# Stuck 2 Last night



## sferg (May 26, 2004)

I Just started bow hunting again after 29 years. Prior experience was not positive but the technology available today is amazing. Anyway, Sat my tripod last night and stuck a nice 160#sow and a 35 # shoat. First actual kill and recovery. I have the bug!!! I am shooting beman ics hunters tipped with a 100 gr NAP HellRazor Broadhead with a red luminock. Deadly combo that looks like a red bolt of lightning leaving the bow. ..


----------



## berto (Oct 14, 2004)

NIce Kill! im still waiting to draw blood with my bow. Dang lease is a long way away to shoot some hogs though.


----------



## Bucksnort (Jun 29, 2004)

Congratulations. Way to start back up.


----------



## TooShallow (May 21, 2004)

How do like the HellRazor?


----------



## Lafitte23 (Jun 25, 2008)

Nice!
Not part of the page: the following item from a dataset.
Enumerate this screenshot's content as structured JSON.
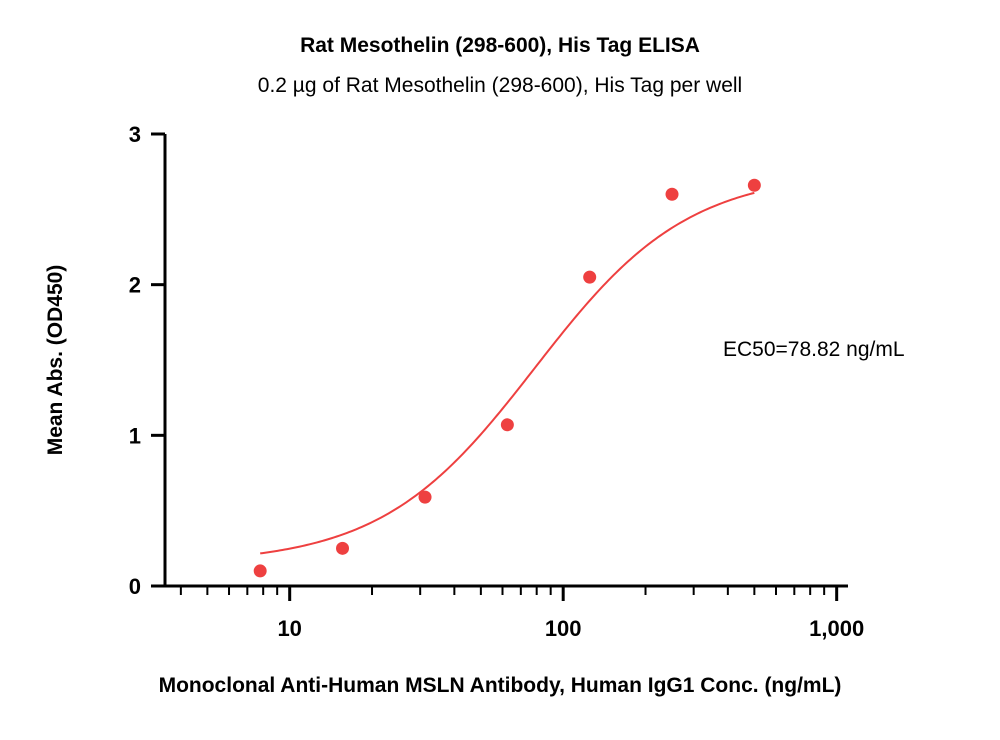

What type of lighting did you use (feeder light, bow mount)?


----------



## sferg (May 26, 2004)

I love the hellrazors, some say they don't fly well but my set up loves them. The hit hard ( loud thump when it hits a hog) and a pretty little diamond cut. The sow I shot was standing facing me at 20. I sit in a 16' tripod. I knew I should not take the shot but she was real spooky. I leveled just above her shoulder blades, aiming at the spine. The arrow it just to the right of her spine and transversed to right ham and out the groin. I saw my red luminox(sp) dissappear and she stumbled several time as wshe tried to make her escape. I thought it was strange that the light nock did not re appear so I figured the arrow stayed in her. She went 40 yds. 
About the light, I bought a bow mounted hog light from elusivewildlife. . It is LED Green light that comes with 2 different switched that velcro to the front of your riser. One is an on/ off. one click for high and just push the switch gently and it changes to low. The other switch has two buttons one for high, the other for low but it is a pressure switch and pressure must be applied for the light to remain on. I prefer the on / off. If I have to keep pressing the button during my shot, I worry I might torque the bow during the shot. It just does not seem natural. This is actually my first kill with a bow period. When I was younger, I bow hunted. I shot two deer but never recovered them soo I gave up. Now that I made my first kill, it was a rush. I wanna go do it again!! I also have an elusive wild life feeder light that had a bunch of green leds and it sticks to the feeder with magnets but I did not use it. Next trip I am going to put the light on the feeder so I can see what is there before I draw.


----------



## TildenHunter (Jan 14, 2011)

Good Job. Kill all you can.


----------



## sferg (May 26, 2004)

Two other members went to the lease tonight and killed 2 more. Hope they will share the video.


----------



## JAY P (Feb 23, 2010)

Who says you can't teach an old dog new tricks.
Way to go. I'll bet your hooked all over again.

Don't take offense, I'm an old dog too.


----------



## sferg (May 26, 2004)

No offense take JP. I shot another one last night and could not find him. Those piggys are tough SOB's... Yeah, I am addicted.. I love to heard that thud.


----------